What is it that first prompts a person to connect with authenticity and then continue a dynamic relationship with others that involves the things that are most important? I think it could be summed up to shared values conveyed through mutual respect, revealed via genuine communication. It’s the sharing of values and ideas through communication that helps us find our way home.

Learning about others, recognizing what’s important and adapting to your environment are key factors in creating a connection that can grow into a bond, if fostered within a healthy environment. You can’t do that without effective communication, and this doesn’t necessarily require a shared dialect. Remember that a smile is a universal language.  

How we communicate—articulating our shared values and relating to each other—is key to capturing the minds and hearts of the people around us. Sometimes, like children who find they have shared interests on a playground, this happens effortlessly. At other times it requires discipline and conscientious effort. It’s why we’re told to “Think before you speak,” and that “Honesty is the best policy.” It’s also why successful business leaders carefully plan their communication strategies—before, during and after a time of unforeseen events.

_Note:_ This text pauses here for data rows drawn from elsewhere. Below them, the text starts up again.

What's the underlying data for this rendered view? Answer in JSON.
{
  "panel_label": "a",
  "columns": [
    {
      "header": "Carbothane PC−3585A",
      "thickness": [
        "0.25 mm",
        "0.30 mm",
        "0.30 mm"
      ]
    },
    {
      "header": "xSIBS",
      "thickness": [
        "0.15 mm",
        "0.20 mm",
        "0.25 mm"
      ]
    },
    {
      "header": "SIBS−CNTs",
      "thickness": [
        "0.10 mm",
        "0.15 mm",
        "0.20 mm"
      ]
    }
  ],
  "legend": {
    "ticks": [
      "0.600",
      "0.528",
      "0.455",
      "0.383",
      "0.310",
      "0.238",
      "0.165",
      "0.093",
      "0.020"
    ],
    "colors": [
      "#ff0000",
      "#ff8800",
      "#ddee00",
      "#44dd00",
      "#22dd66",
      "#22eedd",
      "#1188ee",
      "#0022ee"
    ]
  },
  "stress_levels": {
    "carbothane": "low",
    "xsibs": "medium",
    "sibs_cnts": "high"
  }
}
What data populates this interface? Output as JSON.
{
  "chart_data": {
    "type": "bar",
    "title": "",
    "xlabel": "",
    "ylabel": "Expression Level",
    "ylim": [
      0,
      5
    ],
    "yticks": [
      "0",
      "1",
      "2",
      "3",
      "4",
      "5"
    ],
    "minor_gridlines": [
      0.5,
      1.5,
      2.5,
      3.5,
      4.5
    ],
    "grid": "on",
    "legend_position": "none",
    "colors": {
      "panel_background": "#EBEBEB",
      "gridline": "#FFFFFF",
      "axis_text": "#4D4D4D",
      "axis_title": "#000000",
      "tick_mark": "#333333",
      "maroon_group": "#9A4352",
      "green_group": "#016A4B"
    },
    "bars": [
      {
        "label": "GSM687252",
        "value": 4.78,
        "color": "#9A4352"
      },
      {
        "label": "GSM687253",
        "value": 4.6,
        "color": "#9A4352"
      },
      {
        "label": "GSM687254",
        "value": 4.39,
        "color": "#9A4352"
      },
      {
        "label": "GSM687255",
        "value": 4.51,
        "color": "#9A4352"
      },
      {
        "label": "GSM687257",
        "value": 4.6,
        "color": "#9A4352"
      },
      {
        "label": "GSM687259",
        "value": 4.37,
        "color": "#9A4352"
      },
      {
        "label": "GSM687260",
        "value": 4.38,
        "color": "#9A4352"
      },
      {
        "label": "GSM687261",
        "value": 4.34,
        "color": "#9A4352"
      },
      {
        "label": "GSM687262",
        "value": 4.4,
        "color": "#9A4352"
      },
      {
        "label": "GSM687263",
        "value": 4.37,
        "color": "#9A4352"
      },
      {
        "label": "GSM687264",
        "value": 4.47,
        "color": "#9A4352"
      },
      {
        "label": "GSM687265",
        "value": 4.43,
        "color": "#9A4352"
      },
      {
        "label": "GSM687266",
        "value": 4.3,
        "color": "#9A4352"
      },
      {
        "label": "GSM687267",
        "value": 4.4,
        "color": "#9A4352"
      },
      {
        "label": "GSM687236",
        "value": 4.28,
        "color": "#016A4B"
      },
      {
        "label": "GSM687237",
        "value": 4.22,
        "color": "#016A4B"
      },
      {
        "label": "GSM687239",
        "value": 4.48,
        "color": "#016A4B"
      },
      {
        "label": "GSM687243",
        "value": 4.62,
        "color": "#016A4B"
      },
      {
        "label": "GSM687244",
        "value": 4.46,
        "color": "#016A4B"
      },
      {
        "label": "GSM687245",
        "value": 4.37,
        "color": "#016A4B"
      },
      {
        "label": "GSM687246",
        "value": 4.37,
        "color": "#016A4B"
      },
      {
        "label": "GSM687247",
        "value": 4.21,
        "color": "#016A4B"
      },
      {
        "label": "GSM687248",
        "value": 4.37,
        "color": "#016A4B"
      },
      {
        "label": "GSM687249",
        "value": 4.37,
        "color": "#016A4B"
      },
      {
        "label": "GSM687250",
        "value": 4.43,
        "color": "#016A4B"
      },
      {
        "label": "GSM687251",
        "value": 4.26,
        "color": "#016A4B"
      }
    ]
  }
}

Happily, I’ve landed in a career home that values both collaboration and individuality—the supreme yin and yang of professional development. My Smith “family” is full of expert communicators who selflessly share their knowledge within our team, while encouraging each person to apply his or her unique perspective to creatively help our clients reach their goals. There’s no single “right way” to solve a problem. Excellence is the tie that binds us. 

Is it possible for you to find a “consulting home?” I might be a little biased, but my experience has been that the people at Smith truly set us apart. While you may be restricted to buying only two gallons of milk right now, the good news is that there’s no ration on creative solutions—no “social distancing” necessary in helping one another succeed. So, I’d say, yeah; I think that’s possible.